Born in November 2016 in Norcia, inside a field tent, the Montanari Testoni association was promoted by a group of young people from the territory to face together the adversities related to the earthquake. It was created to talk and discuss the personal and collective situation and to propose activities of participation, sharing, collaboration and cultural promotion dedicated to the inhabitants of Norcia. From a collection center for food and clothes, a real social center, the container has hosted in recent months – and continues to do so – condominium meetings, workshops for children, film clubs and much more, until the rehearsals of the famous Corale di Norcia, left without a seat, and has now become a fundamental reference point for the entire nursery community.

 

Sisters of Cascia

Sisters of Cascia

 

  • Rita

In Cascia, after the shock of October 30th, 2016, several buildings became unusable, but except for a few cases there were no collapses. For security reasons, for the first time in the history of Cascia the Basilica of Santa Rita was closed and the Augustinian cloistered nuns had to leave the monastery, returning after a few weeks. They tell the life in the Cloistered Monastery of the Sisters of Cascia and the relationship between the Casciani and Saint Rita: in a Cascia hit by the earthquake the icon of the Saint is a concrete presence of hope for the future.

 

  • Maddalena

Ruscio is a small fraction of the Municipality of Monteleone di Spoleto composed by two-storey houses, historical buildings, three churches, two squares, a bridge and many fountains. The village develops along a single road cut by a bridge that divides Ruscio above from Ruscio below. The fraction, where there are permanently seventy people, has not suffered much damage. The material signs of the recent earthquakes are there, but they are not very strong: the most evident damages are in people and are linked to the fear of depopulation, to the fear that at least for a few years it will no longer be the same. Every year in the summer the rusciari scattered in the world return to the small Umbrian village to spend their holidays, repopulating houses that for most of the year are carefully guarded by the few stable inhabitants of the country.
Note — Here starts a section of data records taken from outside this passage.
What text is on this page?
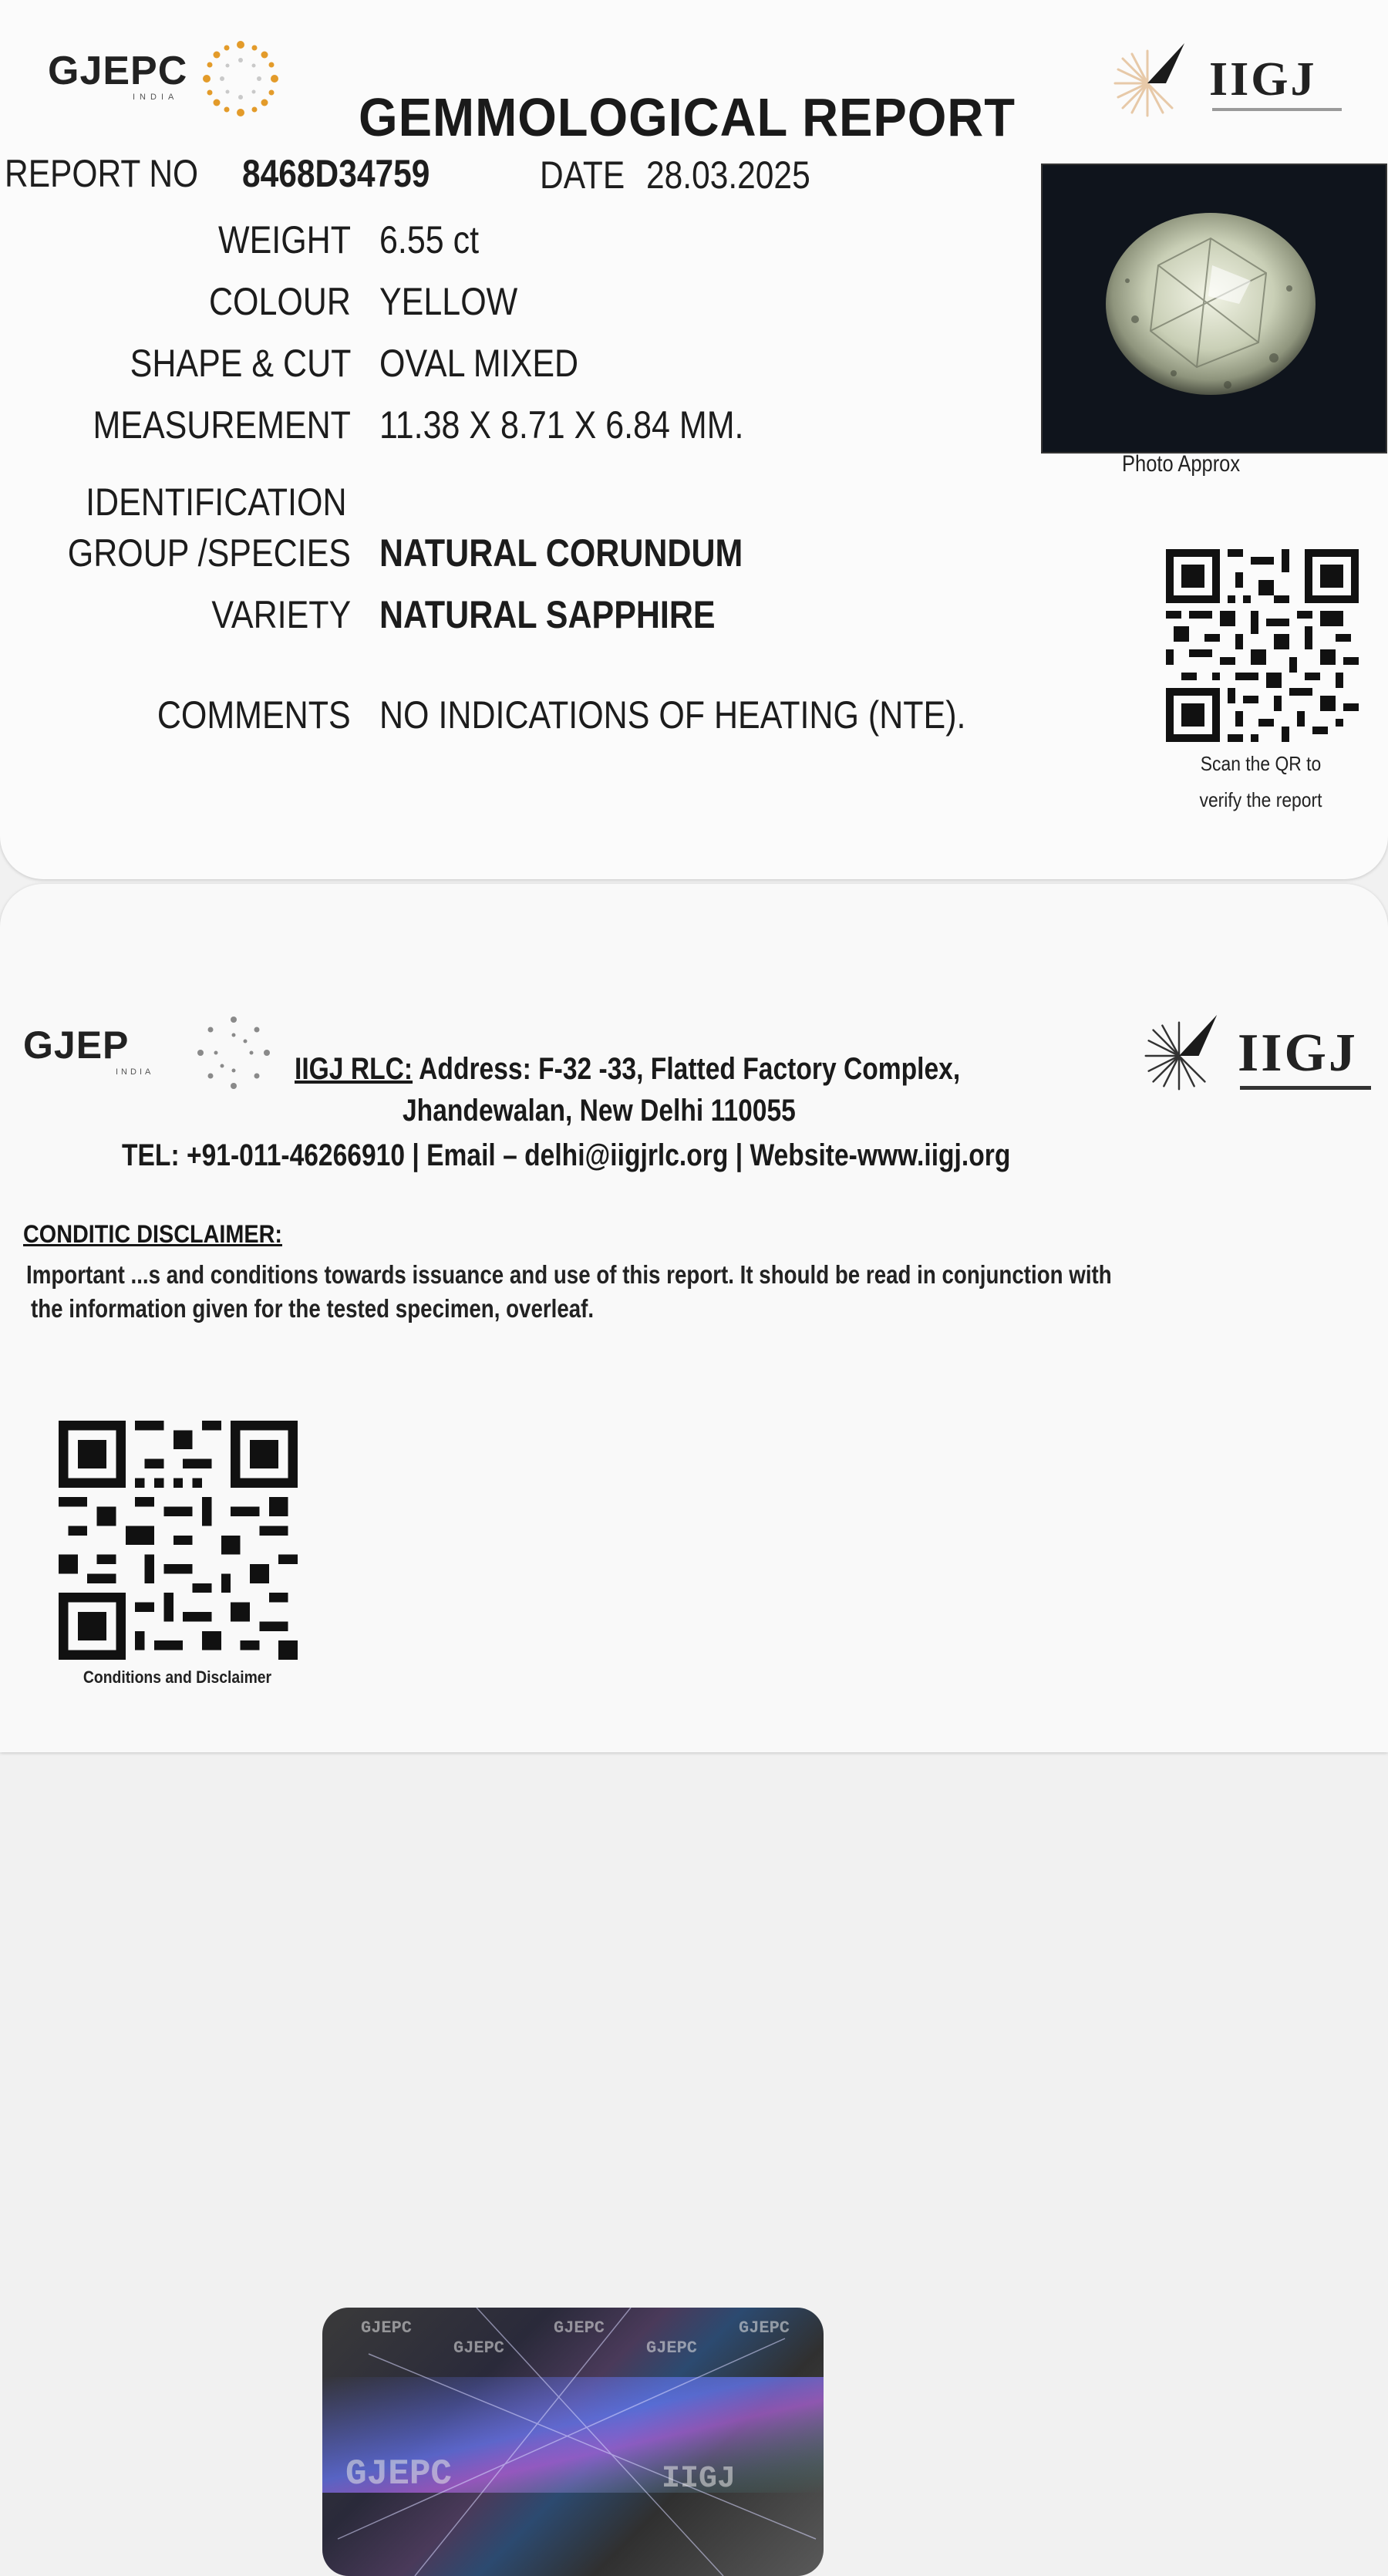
GJEPC
INDIA	IIGJ
GEMMOLOGICAL REPORT
REPORT NO 8468D34759	DATE 28.03.2025
WEIGHT 6.55 ct
COLOUR YELLOW
SHAPE & CUT OVAL MIXED
MEASUREMENT 11.38 X 8.71 X 6.84 MM.
IDENTIFICATION
GROUP /SPECIES NATURAL CORUNDUM
VARIETY NATURAL SAPPHIRE
COMMENTS NO INDICATIONS OF HEATING (NTE).
Photo Approx
Scan the QR to
verify the report
GJEP
INDIA	IIGJ
IIGJ RLC: Address: F-32 -33, Flatted Factory Complex,
Jhandewalan, New Delhi 110055
TEL: +91-011-46266910 | Email – delhi@iigjrlc.org | Website-www.iigj.org
CONDITIC DISCLAIMER:
Important ...s and conditions towards issuance and use of this report. It should be read in conjunction with
the information given for the tested specimen, overleaf.
Conditions and Disclaimer
GJEPC
GJEPC
GJEPC
GJEPC
GJEPC
GJEPC	IIGJ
On August 24th the traditional Rusciari Dinner is celebrated, an indispensable moment to say goodbye before returning to their places of residence. In 2016, due to the earthquake, the dinner was canceled.

 

  • Doctormonster

Back to Campi is the dream of Roberto Doctormonster Sbriccoli, bricklayer-dj of Campi, a fraction of the Municipality of Norcia strongly affected by the shocks of 2016. The upper part of the village is red zone, all the houses are unusable, and several are collapsed. Between the upper and lower parts of the village stands the headquarters of the Pro Loco, a structure inaugurated just four days before the earthquake of August 24th, 2016 and built by the inhabitants of Campi – ed by Doctormonster. A class four anti-seismic structure that was immediately used as an emergency reception center. In the weeks following the shock, it hosted up to ninety people, proving to be fundamental for shelter and assistance. Animator and coordinator of the space was Docmonster, who is also the president of the Pro Loco. These were difficult days, full of discouragement and nervousness, but that place was fundamental. Today many of the inhabitants of Campi live in the newly delivered containers and wooden houses.
Docmonster has a dream called Back to Field, a € 4 million project that aims to build a multi-purpose center for tourism and sport on a newly acquired site by Pro Loco. It is a project that aims to provide a complete and equipped with all the services to those who will be on vacation in the summer (before the earthquake many people choose this place for summer holidays) in these areas and has the ambition to be a multi-purpose center for pre-season retreats of the teams of different sports. Docmonster took it upon himself to realize this project.